Sea of Remnants – Piraten-Adventure liefert großartige Präsentation, aber konfuses Gameplay

Sea of Remnants in der Vorschau – ein Piraten-RPG mit Style, aber ohne klare Linie - ganz im Sinne von Piraten-Style trifft Spielchaos .

Niklas Bender
Niklas Bender ist Editor-in-Chief bei PlayFront.de und Spezialist für kritische Spieleanalysen und Meinungsformate. Seit 2023 prägt er die redaktionelle Kante des Magazins mit pointierten Kommentaren und...

Piraten, Puppen, Punk – und ganz viel Potenzial, das noch nicht ganz weiß, wo es hin will: Das kommende RPG Sea of Remnants liefert in einer neuen Preview spannende Einblicke, und die waren … sagen wir mal: spannend.

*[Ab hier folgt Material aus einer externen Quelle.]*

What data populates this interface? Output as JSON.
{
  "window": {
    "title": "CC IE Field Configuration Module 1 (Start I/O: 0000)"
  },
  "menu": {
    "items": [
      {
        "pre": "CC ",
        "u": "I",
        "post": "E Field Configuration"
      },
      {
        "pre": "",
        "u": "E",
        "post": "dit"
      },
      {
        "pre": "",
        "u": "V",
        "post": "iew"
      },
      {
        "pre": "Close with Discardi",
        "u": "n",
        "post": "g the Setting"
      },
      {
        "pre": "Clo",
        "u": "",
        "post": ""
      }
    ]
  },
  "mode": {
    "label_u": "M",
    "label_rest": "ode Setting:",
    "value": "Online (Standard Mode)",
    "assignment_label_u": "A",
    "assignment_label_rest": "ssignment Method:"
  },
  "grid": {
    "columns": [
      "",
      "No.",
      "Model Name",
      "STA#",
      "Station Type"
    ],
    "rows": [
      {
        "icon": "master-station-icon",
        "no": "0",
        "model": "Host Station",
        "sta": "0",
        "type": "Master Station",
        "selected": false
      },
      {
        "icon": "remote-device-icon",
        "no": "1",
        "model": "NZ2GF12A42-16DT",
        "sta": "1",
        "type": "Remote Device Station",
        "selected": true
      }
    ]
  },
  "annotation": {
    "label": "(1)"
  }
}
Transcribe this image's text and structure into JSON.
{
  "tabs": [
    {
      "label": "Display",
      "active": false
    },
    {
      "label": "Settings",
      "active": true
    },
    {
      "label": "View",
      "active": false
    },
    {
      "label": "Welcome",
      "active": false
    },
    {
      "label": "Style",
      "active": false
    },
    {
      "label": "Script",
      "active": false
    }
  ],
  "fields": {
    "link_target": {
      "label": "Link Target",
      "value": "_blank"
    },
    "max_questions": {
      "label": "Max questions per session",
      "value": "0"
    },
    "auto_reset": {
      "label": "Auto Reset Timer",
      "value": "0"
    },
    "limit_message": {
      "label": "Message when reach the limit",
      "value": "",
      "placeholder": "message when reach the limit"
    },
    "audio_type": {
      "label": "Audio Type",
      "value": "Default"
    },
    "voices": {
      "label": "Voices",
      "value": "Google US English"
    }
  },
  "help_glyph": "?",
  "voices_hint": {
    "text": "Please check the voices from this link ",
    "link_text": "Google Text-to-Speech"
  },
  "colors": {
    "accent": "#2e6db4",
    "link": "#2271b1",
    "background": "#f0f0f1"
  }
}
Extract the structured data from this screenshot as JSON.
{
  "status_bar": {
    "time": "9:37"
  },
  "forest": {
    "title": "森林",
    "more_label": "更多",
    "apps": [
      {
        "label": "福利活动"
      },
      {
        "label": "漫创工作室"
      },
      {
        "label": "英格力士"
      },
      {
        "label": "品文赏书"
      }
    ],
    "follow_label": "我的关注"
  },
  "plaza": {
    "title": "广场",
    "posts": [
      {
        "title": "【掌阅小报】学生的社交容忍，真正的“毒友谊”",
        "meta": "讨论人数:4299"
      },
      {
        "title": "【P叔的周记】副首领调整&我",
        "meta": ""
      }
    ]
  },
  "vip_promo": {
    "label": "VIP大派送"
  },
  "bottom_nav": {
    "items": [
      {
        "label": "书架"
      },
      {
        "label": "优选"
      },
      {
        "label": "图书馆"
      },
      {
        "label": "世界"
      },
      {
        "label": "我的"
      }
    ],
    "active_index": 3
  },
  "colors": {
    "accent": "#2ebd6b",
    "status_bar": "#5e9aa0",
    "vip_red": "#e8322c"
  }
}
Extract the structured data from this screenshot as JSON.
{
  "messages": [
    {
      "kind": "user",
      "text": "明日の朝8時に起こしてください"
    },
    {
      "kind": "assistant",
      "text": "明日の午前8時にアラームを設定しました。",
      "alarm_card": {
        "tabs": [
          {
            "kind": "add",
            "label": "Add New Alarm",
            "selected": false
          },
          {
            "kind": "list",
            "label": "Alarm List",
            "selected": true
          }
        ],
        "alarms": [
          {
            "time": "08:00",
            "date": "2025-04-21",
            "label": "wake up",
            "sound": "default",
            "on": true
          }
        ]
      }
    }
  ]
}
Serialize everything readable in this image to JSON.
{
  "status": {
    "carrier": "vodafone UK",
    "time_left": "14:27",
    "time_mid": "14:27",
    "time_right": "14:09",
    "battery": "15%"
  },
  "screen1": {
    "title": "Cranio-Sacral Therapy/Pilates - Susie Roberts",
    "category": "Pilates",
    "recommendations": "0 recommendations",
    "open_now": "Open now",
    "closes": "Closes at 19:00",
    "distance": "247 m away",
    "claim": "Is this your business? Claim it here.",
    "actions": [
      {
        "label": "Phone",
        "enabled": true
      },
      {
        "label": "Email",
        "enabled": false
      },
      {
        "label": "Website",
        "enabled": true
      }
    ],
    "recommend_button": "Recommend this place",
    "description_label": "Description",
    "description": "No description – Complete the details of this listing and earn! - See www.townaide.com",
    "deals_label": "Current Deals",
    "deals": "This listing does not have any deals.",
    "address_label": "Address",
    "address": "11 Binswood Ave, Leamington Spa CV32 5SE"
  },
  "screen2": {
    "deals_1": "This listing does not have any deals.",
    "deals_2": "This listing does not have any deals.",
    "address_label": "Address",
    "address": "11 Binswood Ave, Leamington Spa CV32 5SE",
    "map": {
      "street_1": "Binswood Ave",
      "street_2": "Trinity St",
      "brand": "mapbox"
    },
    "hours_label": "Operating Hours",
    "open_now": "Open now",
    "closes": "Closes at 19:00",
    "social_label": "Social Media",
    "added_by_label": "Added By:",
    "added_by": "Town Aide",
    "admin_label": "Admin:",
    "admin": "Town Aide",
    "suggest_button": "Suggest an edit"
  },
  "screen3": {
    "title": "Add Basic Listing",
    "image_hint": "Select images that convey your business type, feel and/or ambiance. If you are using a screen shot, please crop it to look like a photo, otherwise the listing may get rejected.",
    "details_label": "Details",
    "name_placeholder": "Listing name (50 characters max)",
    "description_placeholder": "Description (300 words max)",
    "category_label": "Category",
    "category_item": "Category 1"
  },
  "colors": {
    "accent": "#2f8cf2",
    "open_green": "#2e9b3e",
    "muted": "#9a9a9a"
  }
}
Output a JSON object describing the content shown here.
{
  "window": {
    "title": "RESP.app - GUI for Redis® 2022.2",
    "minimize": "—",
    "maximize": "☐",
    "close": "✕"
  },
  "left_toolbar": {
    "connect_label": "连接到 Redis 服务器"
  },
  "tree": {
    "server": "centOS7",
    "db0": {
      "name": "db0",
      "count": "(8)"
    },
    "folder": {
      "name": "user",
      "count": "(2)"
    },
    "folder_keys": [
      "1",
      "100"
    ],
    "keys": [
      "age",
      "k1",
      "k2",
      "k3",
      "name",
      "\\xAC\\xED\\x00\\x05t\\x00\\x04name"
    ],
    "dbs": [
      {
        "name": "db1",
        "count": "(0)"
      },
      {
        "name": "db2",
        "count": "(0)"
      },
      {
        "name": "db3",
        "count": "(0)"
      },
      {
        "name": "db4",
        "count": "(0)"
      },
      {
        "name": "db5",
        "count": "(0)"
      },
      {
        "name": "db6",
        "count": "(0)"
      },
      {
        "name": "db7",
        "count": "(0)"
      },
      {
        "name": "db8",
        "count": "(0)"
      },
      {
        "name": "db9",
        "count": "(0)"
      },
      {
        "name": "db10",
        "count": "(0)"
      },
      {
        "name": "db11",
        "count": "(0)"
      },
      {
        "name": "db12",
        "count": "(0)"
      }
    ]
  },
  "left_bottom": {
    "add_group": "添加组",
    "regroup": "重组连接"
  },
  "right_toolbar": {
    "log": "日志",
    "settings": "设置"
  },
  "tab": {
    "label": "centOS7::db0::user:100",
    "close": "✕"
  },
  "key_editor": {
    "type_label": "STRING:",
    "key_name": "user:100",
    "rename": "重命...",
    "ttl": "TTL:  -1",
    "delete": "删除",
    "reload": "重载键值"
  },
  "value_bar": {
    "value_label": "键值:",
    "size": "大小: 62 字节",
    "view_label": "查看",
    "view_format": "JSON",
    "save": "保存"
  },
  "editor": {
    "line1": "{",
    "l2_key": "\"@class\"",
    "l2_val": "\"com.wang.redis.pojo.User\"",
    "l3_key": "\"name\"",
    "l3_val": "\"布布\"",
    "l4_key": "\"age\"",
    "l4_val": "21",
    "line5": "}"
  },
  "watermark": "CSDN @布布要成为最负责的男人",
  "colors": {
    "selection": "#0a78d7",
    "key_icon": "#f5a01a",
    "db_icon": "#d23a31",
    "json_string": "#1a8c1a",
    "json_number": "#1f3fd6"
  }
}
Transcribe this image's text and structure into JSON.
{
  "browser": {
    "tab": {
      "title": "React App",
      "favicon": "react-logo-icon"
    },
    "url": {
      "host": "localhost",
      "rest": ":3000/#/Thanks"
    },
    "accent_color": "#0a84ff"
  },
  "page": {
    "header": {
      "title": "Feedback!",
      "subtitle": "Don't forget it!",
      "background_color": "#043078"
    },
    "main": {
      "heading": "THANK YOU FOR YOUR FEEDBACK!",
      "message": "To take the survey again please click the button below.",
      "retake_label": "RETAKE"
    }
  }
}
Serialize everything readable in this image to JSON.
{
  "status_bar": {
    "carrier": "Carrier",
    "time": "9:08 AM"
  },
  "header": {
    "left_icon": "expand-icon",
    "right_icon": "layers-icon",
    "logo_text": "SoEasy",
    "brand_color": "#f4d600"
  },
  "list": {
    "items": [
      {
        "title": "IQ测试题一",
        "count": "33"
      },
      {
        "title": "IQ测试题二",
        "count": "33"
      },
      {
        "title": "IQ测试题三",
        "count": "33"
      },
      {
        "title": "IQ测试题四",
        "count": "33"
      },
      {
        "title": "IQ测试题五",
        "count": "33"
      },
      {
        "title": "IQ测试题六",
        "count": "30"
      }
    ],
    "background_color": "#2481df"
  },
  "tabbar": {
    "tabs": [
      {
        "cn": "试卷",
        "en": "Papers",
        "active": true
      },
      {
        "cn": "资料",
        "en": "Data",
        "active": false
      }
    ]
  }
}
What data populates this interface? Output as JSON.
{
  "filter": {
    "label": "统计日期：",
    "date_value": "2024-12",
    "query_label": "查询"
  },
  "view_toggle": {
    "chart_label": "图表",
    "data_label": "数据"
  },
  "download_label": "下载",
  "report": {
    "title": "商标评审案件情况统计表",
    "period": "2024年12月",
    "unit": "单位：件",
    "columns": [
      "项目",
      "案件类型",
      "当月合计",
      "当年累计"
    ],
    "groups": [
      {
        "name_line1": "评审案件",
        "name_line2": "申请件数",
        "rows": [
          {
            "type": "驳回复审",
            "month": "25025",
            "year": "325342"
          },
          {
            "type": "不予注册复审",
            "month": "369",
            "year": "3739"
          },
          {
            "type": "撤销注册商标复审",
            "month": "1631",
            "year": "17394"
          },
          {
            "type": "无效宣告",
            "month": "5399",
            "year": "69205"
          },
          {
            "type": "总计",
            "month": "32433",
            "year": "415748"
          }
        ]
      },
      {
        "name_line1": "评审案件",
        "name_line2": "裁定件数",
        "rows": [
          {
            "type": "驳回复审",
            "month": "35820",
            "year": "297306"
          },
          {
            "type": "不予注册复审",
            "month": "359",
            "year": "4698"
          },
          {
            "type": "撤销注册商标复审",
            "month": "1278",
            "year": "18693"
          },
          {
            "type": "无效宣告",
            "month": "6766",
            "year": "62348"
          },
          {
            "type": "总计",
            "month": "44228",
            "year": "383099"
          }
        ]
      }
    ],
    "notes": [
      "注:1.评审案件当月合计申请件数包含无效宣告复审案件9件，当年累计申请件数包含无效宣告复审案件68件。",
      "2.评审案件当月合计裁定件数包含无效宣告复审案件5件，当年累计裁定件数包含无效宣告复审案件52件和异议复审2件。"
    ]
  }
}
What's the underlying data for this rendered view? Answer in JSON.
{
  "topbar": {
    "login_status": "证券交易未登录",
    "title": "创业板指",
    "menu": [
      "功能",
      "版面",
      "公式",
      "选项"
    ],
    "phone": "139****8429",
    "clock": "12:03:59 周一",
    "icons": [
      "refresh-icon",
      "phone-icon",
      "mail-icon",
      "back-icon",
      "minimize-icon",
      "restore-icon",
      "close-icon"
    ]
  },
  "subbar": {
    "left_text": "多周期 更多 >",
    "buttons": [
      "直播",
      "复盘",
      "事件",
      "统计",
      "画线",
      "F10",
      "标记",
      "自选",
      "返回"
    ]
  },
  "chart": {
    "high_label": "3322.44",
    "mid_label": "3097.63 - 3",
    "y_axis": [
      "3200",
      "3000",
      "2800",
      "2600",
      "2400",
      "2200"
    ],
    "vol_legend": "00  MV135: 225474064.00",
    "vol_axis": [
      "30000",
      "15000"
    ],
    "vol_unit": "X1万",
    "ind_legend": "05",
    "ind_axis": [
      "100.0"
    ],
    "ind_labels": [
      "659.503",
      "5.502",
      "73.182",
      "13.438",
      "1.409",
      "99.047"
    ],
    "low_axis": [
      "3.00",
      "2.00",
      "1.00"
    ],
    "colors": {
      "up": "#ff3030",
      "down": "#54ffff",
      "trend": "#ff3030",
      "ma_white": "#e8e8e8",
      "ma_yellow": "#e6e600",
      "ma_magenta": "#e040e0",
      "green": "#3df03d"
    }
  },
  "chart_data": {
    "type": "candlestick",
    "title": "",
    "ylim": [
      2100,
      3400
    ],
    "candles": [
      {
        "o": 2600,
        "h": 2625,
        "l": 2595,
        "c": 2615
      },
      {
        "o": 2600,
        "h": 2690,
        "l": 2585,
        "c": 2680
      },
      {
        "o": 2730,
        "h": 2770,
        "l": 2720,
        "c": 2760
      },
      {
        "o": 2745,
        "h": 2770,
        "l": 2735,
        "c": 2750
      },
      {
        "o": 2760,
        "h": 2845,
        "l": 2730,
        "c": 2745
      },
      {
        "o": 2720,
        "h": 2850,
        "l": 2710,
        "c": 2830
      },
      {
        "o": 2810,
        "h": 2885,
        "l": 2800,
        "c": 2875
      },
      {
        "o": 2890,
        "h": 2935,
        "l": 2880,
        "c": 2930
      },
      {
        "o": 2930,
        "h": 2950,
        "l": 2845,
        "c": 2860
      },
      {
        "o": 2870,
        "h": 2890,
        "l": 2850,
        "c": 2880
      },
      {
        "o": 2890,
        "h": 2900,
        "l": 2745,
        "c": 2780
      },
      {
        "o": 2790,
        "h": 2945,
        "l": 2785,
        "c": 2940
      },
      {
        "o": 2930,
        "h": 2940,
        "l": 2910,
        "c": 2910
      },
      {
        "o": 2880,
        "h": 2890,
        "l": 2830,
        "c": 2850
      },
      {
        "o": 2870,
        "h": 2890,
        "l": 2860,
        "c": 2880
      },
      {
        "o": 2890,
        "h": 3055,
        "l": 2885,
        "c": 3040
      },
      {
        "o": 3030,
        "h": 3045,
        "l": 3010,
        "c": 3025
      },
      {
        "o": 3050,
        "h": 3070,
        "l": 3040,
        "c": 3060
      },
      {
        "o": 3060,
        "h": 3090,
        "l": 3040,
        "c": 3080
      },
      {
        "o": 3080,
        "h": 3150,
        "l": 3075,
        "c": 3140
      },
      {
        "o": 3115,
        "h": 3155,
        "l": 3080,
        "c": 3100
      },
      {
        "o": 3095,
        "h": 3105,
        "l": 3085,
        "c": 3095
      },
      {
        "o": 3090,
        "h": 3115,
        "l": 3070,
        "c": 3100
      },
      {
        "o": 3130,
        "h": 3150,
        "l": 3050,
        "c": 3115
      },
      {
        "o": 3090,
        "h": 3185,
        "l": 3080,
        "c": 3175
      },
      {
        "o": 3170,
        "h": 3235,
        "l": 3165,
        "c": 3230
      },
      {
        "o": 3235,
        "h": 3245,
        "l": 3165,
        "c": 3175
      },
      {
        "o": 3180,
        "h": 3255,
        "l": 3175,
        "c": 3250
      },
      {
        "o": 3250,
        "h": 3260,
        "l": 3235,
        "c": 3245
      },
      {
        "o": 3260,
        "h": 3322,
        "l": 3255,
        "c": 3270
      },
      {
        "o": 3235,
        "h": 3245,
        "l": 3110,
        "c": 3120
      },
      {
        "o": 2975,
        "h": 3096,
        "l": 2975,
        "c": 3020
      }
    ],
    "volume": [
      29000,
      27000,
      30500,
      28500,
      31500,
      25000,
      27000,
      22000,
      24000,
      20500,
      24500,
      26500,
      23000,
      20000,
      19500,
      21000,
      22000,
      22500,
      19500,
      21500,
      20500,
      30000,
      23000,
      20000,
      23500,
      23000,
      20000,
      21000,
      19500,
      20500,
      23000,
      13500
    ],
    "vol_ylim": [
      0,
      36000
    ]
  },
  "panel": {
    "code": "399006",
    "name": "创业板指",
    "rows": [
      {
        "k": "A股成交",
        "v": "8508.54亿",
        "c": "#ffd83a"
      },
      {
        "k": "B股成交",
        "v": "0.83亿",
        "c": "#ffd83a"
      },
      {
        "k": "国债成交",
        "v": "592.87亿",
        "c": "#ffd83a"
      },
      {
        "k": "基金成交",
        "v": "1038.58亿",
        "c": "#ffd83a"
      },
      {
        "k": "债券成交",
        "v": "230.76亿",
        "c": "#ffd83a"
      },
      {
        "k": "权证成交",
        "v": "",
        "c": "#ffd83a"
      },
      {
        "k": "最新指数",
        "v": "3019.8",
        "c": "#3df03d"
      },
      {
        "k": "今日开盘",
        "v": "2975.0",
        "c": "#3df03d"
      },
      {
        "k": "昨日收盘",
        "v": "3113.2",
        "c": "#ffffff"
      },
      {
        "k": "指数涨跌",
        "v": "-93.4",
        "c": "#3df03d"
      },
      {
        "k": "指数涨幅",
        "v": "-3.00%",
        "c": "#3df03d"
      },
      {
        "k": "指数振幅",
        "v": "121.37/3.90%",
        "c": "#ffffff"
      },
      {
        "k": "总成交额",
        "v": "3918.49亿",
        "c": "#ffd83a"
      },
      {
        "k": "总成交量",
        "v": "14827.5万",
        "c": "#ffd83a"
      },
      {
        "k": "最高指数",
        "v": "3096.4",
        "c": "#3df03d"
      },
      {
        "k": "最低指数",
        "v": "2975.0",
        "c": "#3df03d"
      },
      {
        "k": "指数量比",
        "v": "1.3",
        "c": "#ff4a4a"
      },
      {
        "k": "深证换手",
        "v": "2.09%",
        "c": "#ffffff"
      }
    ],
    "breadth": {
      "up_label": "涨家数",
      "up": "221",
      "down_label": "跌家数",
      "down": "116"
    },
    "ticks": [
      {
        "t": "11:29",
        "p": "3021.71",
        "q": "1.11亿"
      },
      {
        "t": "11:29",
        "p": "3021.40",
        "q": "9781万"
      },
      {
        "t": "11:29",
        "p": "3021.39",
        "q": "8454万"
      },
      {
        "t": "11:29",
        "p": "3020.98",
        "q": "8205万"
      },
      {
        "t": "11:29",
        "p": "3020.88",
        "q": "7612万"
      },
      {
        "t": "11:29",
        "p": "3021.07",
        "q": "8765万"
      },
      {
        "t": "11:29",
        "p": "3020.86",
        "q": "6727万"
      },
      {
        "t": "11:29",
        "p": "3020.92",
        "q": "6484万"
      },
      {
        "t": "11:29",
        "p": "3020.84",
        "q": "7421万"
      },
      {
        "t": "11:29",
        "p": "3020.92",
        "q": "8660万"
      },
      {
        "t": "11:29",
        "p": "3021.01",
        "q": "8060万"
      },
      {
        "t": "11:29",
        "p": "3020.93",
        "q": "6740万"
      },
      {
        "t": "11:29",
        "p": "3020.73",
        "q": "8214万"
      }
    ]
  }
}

Nicht im Sinne von „Wow, das wird ein Hit“, sondern eher im Sinne von „Was zur Hölle passiert hier eigentlich gerade?“.

In meiner eigenen Vorschau wurde zuletzt deutlich, was Sea of Remnants eigentlich sein will – unter anderem ein „RPG mit Crew-Building und mehreren Kampfsystemen“. In einer IGN-Preview wirkt Sea of Remnants zum aktuellen Zeitpunkt als eines der seltsamsten, aber auch interessantesten Spiele am Horizont – zumindest optisch.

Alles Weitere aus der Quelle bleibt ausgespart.